Hanah Itner's masterful performance as manic intensity itself straining against its constraints anchors and elevates an already fascinating play. |
Charlotte is not simply mad, not simply unhinged. She is a creative figure, diegetically a nationally famous author of children’s literature, a genre that the play explicitly associates with fantasy and escape from reality. A symptom of the typical Victorian (and generally patriarchal, whether Western, global, past, or present) repression of women, her husband does not allow her to write, to express her creative drives, until she is cured. The doctors frame this cure in terms of self-discipline, self-control. Her presumptive healers see imagination, the creative act itself, as a threat.

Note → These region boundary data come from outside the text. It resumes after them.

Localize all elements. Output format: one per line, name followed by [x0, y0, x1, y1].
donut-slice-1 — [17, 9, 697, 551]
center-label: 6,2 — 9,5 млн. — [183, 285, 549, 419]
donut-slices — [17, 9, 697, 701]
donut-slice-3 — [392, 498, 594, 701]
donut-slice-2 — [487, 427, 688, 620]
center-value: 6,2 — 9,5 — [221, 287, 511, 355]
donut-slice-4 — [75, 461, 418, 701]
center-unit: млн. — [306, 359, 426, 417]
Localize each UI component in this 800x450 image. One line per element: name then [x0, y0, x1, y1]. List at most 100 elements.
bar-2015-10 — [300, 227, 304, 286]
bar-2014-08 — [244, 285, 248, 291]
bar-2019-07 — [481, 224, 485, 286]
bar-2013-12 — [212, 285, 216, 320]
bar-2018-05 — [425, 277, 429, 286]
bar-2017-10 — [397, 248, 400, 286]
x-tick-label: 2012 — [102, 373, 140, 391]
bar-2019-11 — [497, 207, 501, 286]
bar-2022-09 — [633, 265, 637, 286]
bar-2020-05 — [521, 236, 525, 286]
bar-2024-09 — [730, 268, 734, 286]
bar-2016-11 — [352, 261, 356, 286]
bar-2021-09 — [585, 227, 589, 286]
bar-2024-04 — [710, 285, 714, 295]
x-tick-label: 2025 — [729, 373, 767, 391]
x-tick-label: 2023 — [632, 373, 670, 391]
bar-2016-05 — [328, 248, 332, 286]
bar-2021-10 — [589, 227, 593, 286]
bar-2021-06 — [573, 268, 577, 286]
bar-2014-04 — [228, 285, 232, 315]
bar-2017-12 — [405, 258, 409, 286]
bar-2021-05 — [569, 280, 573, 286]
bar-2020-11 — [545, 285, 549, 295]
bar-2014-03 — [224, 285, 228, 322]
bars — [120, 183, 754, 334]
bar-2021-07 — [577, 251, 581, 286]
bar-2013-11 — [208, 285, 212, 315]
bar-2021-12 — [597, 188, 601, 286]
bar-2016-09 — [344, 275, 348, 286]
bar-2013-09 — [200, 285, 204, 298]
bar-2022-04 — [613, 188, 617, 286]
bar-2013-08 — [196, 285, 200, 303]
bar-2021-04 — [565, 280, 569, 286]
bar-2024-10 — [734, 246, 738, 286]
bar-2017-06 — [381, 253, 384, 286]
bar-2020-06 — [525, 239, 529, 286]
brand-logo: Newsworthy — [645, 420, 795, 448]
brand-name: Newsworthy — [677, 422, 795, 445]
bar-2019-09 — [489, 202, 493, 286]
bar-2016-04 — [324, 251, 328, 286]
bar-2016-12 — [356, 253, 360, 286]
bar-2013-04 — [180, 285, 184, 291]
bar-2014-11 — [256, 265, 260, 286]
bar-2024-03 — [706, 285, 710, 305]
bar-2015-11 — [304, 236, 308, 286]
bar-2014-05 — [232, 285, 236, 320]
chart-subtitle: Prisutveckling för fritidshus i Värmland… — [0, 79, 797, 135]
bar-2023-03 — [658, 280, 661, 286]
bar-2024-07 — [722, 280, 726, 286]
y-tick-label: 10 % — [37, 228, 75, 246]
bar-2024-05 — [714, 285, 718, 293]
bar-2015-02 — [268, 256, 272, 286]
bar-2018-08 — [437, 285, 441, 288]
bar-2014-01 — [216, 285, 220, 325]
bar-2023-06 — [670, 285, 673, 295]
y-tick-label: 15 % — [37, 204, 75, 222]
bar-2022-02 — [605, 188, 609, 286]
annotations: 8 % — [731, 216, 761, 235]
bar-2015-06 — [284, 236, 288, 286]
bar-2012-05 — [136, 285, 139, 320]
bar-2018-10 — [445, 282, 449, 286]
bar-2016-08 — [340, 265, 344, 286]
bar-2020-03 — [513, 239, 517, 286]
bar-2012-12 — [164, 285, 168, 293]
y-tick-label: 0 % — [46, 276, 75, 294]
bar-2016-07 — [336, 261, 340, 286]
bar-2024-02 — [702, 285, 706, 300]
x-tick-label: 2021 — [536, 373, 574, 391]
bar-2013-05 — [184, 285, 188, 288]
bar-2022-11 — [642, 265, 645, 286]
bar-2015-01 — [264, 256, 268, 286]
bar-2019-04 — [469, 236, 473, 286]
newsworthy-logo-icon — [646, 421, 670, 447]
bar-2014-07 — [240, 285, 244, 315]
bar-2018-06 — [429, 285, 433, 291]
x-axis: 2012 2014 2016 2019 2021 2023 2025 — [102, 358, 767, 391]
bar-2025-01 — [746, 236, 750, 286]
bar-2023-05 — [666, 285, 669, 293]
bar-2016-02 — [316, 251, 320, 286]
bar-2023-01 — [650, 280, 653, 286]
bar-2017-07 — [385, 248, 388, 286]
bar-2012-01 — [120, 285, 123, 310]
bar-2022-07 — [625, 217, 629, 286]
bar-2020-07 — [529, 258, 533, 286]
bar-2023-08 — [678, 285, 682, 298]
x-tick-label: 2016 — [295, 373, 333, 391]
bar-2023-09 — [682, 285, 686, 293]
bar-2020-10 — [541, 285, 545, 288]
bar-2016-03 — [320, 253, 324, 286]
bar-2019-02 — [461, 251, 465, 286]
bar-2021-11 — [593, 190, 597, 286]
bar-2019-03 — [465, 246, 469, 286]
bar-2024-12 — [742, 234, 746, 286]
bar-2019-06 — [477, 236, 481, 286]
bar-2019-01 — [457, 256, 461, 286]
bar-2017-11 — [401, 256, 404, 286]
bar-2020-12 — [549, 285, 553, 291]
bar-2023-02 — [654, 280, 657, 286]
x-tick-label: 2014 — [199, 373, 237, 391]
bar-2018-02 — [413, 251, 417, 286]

The other female characters join with the doctors to supply the content and purpose for this discipline. She will have considered herself cured when she can hold her baby without anxiety, when she is able to be a mother, joyously happy in the care of her infant. Rachel herself articulates this ideology most clearly: she turns from Charlotte’s only apparently sympathetic ear to a dedicated enemy when she hears her express seriously the idea that not all women are cut out to be mothers.
As a character, there is a psychological reason for this, because Rachel herself is barren. So psychologically, this is a simple expression of jealousy. However, Rachel never appeared in Gilman’s story. She is entirely Boulton’s creation, and Boulton herself plays her well. Her performance goes beyond this petty psychological motivation so that Rachel expresses one of our culture’s most oppressive ideologies: that the only purpose of a woman is as a vehicle for procreation.
It’s fitting that the day before I went to see Boulton’s play, I wrote some light reflections about how one can be happy in life without having children. I framed my own take on this in reaction to Lee Edelman’s notion that a life without children signifies a joyous embrace of death and the annihilation of the self and all others. Edelman’s Lacanian influence leads him to think this way, interpreting Lacan’s concept of jouissance as the annihilation of identity, the joy of becoming thanatos, the death drive.
Because I have no loyalty to Lacan, I need not argue against this, only state my opposition, and instead argue that my own ideological perspective offers a better existence. Charlotte, in betraying her husband to the spectre women of her wallpaper, does not embrace death. Much of this is down to the physical interaction of Hanah Itner as Charlotte and Sarah Granger as The Wallpaper Woman. They relate through a sensual dance that is clearly sexual in nature, which supplies Charlotte’s positive identity: as woman, as writer, and as homosexual, a triple threat to the oppressive morality of the Victorian era and so many other oppressive cultural currents that still exist today. Granger’s dancing is explicitly a product of the twentieth century: she is a modern dancer breaking into this militarized Victorian setting. Their dances are the only times in the play when Charlotte’s body language changes from the shaking nerves of constricted energy to the smooth bodily flows of free motion.
The Yellow Wallpaper charts many attempts to constrain Charlotte, whether through a reproductive futurist morality, the rhetoric of self-control, economic dependence, medical institutions, or anaesthetic drugs. Joining with the Wallpaper Woman is a physical and ontological transformation, setting Charlotte free. She doesn’t trade one morality from another, but articulates an ethical transformation, a complete metamorphosis of who she truly is. A new genuine identity is created, and the regimentation of Victorian identity, ideology, and political morality is impotent before the power of a woman who has finally freed herself.